Like standard vehicles where a faulty emissions system may trigger a notification sensor on the dashboard, autonomous vehicles both generate and transmit information. But the information that they generate and transmit doesn’t just stay within the car. Autonomous vehicles are in constant communication with networks and maybe even with other vehicles.  In fact, tech giant Intel estimates that once adopted, self-driving cars may generate more than 4 terabytes of data per day.

 

Our current communication networks do not have the bandwidth or the latency to support such a reality. Thus, the movement to make self-driving cars an everyday presence on the roadways must first realize a necessary transformation to the United States’ Internet infrastructure.  To support this initiative, Intel is investing up to $250 million in research and development funding.

 

Current Workarounds

In 1999 the FCC allocated 75MHz of the 5.9GHz spectrum for a system called Dedicated Short-range Communication (DSRC). This space was identified in a forward thinking move—to be used by “intelligent transportation solutions” in the future. Nearly two decades later it has seen little use, but that may soon change as the limitations of 4G become more apparent.

 

Internet access is plentiful in urban and more densely-populated areas but it is less so in rural areas—which accounts for much of the landscape, at least in the U.S. Given that, there has to be a way for autonomous vehicles to talk to each other when internet connectivity is lost.
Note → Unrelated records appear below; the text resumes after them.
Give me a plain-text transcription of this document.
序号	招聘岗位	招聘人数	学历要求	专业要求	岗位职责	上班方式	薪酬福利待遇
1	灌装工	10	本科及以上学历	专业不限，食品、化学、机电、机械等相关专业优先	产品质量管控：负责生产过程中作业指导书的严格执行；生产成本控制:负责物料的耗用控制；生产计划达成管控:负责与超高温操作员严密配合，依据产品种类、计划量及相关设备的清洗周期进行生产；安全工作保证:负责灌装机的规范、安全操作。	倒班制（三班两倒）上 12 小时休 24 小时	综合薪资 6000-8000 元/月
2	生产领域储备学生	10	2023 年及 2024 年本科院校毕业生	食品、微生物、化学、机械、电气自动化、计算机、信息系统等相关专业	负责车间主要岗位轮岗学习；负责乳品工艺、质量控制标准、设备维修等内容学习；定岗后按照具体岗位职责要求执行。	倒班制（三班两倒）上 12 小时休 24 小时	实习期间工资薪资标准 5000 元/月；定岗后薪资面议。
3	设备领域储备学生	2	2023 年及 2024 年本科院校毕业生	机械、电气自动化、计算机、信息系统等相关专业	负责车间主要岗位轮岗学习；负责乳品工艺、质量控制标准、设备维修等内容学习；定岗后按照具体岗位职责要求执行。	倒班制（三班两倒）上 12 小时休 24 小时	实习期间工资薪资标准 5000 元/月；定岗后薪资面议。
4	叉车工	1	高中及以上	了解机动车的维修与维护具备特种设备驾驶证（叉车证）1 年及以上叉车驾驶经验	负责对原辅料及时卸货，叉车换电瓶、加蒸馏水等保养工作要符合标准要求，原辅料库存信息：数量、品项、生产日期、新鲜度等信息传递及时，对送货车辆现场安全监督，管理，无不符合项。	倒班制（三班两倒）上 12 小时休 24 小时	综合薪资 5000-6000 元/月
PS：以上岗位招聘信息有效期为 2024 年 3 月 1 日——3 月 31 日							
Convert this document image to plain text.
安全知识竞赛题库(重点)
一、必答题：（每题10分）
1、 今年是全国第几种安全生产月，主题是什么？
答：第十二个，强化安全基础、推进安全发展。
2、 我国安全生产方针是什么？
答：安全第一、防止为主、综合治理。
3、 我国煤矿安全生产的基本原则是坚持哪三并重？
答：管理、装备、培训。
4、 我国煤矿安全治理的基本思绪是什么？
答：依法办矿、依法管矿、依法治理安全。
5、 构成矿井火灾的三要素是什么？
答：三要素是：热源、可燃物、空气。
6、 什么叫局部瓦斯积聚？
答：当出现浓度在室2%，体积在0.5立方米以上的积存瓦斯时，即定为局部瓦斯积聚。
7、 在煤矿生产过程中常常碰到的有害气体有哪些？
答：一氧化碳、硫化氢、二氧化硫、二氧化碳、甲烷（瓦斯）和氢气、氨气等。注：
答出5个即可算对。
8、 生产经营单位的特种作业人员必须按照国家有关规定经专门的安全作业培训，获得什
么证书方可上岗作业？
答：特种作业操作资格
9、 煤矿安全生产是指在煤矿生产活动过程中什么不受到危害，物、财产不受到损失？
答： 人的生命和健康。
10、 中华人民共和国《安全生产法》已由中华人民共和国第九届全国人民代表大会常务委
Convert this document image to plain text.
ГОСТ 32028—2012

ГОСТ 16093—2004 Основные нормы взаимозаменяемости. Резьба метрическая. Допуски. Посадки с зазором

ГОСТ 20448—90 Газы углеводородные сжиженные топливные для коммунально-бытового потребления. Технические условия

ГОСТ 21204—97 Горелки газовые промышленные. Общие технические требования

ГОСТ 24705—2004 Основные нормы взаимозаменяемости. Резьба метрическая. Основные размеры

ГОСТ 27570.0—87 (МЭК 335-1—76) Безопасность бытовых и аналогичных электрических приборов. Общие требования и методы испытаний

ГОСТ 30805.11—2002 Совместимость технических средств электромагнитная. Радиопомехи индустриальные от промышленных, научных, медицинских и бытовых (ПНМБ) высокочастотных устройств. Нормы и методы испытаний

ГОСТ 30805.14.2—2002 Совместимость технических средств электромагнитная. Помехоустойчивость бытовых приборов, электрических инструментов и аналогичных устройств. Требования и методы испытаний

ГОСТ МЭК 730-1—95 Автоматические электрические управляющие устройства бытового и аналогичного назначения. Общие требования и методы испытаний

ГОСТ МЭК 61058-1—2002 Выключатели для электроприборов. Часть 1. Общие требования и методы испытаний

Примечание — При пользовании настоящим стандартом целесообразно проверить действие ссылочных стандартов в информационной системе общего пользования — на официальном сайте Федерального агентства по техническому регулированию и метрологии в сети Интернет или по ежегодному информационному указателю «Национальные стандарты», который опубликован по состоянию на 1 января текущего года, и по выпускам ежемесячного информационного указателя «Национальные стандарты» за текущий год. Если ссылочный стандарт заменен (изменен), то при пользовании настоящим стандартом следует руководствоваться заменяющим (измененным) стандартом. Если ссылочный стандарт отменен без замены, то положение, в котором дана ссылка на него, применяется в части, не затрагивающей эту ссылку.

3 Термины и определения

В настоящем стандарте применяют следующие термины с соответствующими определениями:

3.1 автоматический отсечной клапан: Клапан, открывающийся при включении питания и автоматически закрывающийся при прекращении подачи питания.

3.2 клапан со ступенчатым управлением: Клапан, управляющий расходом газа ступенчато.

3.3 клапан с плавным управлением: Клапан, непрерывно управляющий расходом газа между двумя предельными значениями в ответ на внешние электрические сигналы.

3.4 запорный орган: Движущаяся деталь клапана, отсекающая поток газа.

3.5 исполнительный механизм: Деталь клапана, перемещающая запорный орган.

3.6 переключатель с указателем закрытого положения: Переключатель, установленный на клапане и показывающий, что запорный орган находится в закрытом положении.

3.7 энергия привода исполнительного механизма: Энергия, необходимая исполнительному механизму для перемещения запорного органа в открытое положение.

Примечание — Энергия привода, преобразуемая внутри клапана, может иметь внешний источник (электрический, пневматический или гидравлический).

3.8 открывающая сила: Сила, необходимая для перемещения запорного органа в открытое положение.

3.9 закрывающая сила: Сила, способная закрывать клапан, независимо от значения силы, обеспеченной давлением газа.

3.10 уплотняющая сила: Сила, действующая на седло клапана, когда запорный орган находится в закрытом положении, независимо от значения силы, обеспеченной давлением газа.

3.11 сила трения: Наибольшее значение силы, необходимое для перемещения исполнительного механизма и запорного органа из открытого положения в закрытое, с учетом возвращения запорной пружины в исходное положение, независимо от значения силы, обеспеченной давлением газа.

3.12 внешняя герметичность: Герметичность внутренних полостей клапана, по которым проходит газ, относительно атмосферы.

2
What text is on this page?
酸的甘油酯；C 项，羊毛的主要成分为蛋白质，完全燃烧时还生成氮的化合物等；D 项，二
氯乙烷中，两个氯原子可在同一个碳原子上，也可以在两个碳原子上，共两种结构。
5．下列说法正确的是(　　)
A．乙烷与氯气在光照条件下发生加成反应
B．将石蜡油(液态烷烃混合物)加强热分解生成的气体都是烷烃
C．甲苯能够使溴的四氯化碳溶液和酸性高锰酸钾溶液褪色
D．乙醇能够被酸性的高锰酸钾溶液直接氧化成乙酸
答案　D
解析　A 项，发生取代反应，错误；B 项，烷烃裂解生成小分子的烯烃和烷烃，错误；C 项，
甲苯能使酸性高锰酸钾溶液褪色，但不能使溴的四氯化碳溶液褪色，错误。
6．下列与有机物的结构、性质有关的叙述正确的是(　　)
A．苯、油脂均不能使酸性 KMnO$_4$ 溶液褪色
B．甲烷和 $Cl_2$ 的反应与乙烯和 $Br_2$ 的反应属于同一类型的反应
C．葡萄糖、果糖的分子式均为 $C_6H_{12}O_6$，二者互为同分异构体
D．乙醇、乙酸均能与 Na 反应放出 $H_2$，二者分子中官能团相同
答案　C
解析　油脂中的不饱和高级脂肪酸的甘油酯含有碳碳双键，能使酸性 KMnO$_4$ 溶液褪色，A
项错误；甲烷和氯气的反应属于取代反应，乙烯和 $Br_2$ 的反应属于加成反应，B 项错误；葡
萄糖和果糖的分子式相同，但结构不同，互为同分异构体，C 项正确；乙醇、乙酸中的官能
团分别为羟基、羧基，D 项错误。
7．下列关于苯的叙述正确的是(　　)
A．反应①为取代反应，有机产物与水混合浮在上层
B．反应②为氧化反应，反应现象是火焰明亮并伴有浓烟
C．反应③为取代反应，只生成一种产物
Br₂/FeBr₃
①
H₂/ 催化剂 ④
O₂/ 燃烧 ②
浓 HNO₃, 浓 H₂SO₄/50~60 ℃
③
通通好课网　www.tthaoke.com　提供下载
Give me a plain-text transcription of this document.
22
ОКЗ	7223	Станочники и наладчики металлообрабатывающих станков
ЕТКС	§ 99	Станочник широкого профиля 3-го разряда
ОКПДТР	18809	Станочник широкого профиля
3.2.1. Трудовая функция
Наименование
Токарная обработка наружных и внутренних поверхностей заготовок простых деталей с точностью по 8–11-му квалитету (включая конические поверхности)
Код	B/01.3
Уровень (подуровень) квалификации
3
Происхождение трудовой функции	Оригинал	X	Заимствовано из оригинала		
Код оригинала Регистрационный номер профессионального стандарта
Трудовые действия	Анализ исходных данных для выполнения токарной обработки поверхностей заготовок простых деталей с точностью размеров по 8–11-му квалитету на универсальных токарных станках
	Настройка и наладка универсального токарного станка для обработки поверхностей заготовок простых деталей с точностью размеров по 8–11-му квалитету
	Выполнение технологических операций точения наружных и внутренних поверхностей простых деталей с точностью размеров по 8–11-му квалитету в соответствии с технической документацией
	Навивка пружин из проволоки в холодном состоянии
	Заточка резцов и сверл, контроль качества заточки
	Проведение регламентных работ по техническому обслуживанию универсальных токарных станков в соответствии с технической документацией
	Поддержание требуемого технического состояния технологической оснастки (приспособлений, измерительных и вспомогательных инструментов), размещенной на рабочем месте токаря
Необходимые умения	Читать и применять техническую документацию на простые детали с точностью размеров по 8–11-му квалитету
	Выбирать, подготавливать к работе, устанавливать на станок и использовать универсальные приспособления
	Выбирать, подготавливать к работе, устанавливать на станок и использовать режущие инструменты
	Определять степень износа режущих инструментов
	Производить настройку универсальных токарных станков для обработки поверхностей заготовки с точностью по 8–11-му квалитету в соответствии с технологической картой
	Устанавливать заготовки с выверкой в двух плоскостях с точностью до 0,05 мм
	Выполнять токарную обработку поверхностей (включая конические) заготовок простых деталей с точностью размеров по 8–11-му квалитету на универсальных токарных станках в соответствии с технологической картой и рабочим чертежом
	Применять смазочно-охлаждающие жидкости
One possible solution for this is to use mesh networks, an interconnected system of nodes, bridges, and routers that are both wired and wireless. Gopher Protocol’s new research division gNETCar has been testing its mesh network tracking technology on autonomous vehicles, and has shown early promise.

 

Building for the Future

While it’s too early to tell if speedy 5G will be the answer, it has this potential: an increased number of connections allowed at any one time (100 billion); low latency (1 ms, compared to current 4G 50ms); and high throughput (10 Gbps).

 

But speed isn’t the only consideration—reliability is just as important. To avoid overburdening crowded networks, companies will likely have to rely on hybrid networks that combine a variety of methods, including edge computing which allows data that needs to be acted upon locally to be processed at the source.